Working locally should be extremely fast (my files are small). It will take some doing to set up local access to the data, cloud storage (forward any changed files to the networked data), checking from local machines if networked files are more current than the local files, and downloading if necessary. It's a paradigm shift for my applications, but nothing difficult.

Yes, a dividend here is that the local machines will have current data, so it acts as a supplementary backup solution. Well, I will probably set it up so the local machines will update a table only when it goes to use it. However, I could instead set things up so they update everything that's changed as soon as the apps open, not hard to do. Or, I could write a function that does it at my command (download everything new). I'm tired of the performance issues, and I think this will fix that, and it should prevent any reoccurrence of the NAS caching changes and never writing them to a table (the only explanation that makes sense to me for the problem I explain in the OP).
 

Muse said:
14 Oct 14 16:43
I'm having spotty performance. Sometimes I get pretty quick access to the data, but occasionally I have to wait 30 seconds or more.

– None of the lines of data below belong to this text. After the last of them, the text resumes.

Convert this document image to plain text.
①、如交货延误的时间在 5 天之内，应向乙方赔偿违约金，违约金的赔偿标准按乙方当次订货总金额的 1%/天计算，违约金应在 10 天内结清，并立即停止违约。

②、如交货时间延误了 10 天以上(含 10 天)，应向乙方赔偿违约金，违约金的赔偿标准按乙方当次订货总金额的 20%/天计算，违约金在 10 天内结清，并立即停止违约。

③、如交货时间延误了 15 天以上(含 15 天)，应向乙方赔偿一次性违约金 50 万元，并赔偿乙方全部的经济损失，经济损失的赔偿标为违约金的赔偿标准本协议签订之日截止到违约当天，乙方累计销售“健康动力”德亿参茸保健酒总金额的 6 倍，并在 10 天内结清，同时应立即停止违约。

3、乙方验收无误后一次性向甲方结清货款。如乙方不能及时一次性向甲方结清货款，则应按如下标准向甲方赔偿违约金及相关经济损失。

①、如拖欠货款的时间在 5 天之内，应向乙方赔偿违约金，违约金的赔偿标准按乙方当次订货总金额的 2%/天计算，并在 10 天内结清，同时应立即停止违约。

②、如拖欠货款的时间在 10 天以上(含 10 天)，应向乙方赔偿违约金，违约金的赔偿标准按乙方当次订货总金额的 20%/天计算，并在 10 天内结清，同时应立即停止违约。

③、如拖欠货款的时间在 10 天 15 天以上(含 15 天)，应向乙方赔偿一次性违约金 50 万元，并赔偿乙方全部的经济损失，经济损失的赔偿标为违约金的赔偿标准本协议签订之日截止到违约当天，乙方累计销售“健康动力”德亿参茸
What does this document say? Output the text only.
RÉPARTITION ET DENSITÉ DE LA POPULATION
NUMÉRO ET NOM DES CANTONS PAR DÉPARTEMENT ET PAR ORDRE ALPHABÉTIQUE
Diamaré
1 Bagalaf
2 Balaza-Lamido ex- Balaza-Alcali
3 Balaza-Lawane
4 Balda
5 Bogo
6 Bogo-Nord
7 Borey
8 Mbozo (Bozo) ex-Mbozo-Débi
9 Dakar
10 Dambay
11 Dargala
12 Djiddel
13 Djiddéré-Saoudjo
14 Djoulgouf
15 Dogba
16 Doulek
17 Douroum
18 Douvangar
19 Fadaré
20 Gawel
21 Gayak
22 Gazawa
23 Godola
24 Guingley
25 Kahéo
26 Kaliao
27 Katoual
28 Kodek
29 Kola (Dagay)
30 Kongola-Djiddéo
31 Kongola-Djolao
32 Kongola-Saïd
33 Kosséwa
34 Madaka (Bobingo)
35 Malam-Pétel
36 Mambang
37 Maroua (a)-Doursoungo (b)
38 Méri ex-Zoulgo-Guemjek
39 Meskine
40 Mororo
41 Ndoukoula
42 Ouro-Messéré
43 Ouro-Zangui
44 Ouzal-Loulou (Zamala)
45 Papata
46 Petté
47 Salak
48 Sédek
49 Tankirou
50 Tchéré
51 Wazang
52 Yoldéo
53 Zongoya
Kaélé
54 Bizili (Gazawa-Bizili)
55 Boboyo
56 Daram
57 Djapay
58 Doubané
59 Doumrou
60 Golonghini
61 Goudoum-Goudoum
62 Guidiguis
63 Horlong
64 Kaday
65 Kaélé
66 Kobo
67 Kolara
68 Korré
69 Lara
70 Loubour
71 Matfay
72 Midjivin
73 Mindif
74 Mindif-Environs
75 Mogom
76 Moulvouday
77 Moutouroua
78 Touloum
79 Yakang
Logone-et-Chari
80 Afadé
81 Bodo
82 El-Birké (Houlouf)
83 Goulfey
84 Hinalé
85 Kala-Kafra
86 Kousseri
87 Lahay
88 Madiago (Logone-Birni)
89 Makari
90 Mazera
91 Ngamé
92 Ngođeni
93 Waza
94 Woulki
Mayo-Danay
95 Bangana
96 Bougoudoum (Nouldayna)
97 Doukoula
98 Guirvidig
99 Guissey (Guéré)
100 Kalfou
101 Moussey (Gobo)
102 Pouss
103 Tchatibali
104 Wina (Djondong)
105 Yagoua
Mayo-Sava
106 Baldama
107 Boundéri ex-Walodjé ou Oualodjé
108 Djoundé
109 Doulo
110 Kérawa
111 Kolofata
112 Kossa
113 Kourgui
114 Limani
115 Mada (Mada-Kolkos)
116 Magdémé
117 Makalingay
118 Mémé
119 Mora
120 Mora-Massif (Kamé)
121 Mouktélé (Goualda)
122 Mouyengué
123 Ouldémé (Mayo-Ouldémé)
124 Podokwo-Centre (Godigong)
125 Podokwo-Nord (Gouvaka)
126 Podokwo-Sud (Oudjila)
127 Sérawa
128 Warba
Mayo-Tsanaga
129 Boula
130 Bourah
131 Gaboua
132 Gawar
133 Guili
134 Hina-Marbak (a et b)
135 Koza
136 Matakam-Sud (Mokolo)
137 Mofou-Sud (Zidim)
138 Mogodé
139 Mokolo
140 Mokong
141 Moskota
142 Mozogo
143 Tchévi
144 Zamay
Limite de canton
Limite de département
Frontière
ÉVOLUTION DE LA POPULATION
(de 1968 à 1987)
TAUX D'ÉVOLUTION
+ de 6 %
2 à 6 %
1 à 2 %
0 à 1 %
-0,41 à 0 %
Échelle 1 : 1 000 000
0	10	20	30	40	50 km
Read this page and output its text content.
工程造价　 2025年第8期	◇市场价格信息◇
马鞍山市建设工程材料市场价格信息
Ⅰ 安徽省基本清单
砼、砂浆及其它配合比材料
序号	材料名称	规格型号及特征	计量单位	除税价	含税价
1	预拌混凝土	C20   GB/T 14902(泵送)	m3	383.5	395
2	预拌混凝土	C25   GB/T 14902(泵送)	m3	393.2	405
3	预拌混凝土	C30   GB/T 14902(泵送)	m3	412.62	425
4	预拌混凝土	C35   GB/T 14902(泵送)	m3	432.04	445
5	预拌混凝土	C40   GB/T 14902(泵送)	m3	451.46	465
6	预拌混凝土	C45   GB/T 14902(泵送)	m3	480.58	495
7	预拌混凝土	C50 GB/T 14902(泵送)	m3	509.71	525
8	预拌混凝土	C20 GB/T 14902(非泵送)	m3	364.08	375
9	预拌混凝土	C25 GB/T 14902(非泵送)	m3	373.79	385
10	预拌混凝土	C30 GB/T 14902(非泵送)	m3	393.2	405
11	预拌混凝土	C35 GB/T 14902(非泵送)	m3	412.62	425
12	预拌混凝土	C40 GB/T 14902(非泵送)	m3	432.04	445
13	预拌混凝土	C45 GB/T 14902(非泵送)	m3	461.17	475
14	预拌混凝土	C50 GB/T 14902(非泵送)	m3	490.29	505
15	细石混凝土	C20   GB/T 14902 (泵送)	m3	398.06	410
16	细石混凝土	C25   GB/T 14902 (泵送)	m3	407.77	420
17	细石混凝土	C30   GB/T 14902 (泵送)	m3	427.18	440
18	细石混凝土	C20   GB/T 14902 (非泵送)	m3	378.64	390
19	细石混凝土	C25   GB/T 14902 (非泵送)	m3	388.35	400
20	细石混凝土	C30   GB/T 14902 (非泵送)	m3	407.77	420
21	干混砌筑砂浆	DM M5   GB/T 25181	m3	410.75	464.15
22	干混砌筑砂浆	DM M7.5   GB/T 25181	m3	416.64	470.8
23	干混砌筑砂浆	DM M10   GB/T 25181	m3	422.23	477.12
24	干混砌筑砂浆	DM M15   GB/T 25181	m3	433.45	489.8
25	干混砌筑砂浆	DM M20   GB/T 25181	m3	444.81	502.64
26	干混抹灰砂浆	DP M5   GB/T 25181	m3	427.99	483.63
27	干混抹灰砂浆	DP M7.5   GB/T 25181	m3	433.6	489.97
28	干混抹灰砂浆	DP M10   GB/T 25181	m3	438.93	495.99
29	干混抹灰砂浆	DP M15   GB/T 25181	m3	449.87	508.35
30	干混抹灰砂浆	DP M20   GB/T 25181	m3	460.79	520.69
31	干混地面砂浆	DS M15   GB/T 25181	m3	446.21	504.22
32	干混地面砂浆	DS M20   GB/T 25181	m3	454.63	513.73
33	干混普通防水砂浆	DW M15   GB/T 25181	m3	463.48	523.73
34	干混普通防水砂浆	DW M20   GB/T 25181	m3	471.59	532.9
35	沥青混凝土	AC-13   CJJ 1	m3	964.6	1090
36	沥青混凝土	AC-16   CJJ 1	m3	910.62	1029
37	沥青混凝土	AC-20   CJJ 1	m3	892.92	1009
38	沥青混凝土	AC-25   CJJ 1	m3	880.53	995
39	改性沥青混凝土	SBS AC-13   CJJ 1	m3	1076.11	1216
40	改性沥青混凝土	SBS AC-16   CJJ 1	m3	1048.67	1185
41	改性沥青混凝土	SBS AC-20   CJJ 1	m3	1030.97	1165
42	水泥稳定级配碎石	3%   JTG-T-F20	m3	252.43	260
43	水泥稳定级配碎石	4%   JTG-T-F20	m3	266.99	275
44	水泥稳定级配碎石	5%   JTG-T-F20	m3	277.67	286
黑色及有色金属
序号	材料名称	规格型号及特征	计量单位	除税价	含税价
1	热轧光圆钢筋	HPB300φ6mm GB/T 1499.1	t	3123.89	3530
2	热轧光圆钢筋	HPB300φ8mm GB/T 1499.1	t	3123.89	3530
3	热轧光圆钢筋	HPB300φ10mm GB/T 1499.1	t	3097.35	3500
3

I think I've come up with something on this. The app that's exhibiting this comes back to its screen, the only screen, which was generated in FPW 2.6a. I was in the habit of putting machines to sleep while VFP (running this app) was at that screen. Awakening a different machine and running the app appears to bring in the issue of slow performance, at least sometimes. I think the issue involves the fact that a table is open when at the screen on one of the local machines that has been put to sleep. There are a number of tables that could be the open table. It's a table of metadata, which particular table of metadata depending on what category I'm dealing with. I figure if I close that table (only open it when initiating action at the screen), the performance issues will disappear. I figure that having to open the table when initiating action shouldn't have much if any performance impact. If that fails to resolve the performance issues (I doubt it will) I can either close the app every time before putting a machine to sleep (what I've been doing lately) or, as discussed above in this thread, resort to running everything locally and updating _mirrored_ server-side (i.e. current data repository) copies of the data on the NAS for informing the various local machines on the network of the latest data.